Tumblr vs xfetch

Same instrument, two spec sheets — measured, not claimed.

Uptime · 30d
Uptime · 90d—%—%
Uptime · 30d—%—%
P50 · ms
P95 · ms
AuthoauthapiKey
CORSyesyes
HTTPSyesyes
Card requirednono
Commercial useunclearunclear
Data licenseUnverifiedUnverified
Free tierOAuth — some read routes may be publicFree tier — API key required
Rate limitUnpublishedUnpublished
In directory since2026-07-052026-07-05
operationalpartialdownno data

Tumblr vs xfetch: common questions

Which is more reliable, Tumblr or xfetch?

On our scheduled checks, xfetch leads on measured uptime — Tumblr at —% versus xfetch at —% over 90 days. These are our own probe results, not provider claims; the uptime bars above show the day-by-day record for both.

Do Tumblr and xfetch need an API key?

Both ask you to authenticate — Tumblr uses OAuth and xfetch uses an API key. Each key is free to obtain; the Auth and Card-required rows above spell out the signup terms.
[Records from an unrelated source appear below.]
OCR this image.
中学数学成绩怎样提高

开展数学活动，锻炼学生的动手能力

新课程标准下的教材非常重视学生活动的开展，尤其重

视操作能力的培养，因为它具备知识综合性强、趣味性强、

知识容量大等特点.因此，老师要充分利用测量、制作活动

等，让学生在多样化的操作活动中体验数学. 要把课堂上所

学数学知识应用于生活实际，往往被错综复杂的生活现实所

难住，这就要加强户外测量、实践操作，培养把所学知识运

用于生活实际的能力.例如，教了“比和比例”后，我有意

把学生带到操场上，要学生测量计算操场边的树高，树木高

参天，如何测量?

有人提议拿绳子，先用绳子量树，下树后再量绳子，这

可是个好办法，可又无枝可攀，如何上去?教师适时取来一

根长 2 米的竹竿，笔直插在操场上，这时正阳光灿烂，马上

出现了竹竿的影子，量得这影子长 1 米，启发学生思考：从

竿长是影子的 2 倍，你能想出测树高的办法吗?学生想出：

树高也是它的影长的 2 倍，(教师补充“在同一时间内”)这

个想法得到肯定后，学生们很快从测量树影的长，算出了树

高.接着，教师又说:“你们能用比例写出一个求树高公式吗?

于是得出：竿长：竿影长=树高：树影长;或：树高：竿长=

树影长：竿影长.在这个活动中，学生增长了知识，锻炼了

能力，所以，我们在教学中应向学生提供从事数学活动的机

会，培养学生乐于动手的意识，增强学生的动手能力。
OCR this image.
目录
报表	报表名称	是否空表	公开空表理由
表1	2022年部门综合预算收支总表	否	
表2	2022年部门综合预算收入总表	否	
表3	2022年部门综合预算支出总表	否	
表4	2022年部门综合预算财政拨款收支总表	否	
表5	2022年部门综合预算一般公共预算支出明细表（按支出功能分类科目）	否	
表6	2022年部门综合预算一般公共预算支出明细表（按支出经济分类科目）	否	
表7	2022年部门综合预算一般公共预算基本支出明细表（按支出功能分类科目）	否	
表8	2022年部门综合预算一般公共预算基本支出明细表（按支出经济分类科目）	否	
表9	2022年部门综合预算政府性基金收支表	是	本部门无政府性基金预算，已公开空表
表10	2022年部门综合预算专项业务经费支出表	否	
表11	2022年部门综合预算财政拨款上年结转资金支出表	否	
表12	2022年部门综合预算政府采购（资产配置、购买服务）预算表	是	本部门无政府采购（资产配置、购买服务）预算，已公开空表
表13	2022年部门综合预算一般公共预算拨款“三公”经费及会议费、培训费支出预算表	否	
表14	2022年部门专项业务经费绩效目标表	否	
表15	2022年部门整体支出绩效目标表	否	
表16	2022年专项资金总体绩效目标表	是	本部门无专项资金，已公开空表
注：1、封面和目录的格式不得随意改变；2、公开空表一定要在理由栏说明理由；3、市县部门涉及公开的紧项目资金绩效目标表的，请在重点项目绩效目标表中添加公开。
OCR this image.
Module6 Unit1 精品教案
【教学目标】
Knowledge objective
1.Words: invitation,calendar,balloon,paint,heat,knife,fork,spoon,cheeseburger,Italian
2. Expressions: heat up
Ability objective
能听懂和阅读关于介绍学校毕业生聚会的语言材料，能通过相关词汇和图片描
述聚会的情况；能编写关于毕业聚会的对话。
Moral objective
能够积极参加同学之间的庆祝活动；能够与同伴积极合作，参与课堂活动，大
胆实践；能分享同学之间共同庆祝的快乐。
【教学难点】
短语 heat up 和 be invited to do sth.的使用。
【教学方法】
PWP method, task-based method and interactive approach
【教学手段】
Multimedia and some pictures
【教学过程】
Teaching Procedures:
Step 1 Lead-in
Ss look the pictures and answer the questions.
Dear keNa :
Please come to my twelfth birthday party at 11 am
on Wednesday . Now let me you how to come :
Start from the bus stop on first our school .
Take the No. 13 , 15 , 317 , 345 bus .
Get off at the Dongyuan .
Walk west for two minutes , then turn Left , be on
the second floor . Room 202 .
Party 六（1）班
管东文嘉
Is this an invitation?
Can I call Tumblr and xfetch from the browser?

Yes — both Tumblr and xfetch send CORS headers over HTTPS, so front-end code can fetch either directly with no backend proxy. That makes them easy to swap in a client-side app while you compare responses.

Are Tumblr and xfetch free for commercial use?

Tumblr has unclear commercial terms, and xfetch has unclear commercial terms. We track service terms and the data license as separate fields — see the Commercial use and Data license rows above, and confirm both before shipping either in a paid product.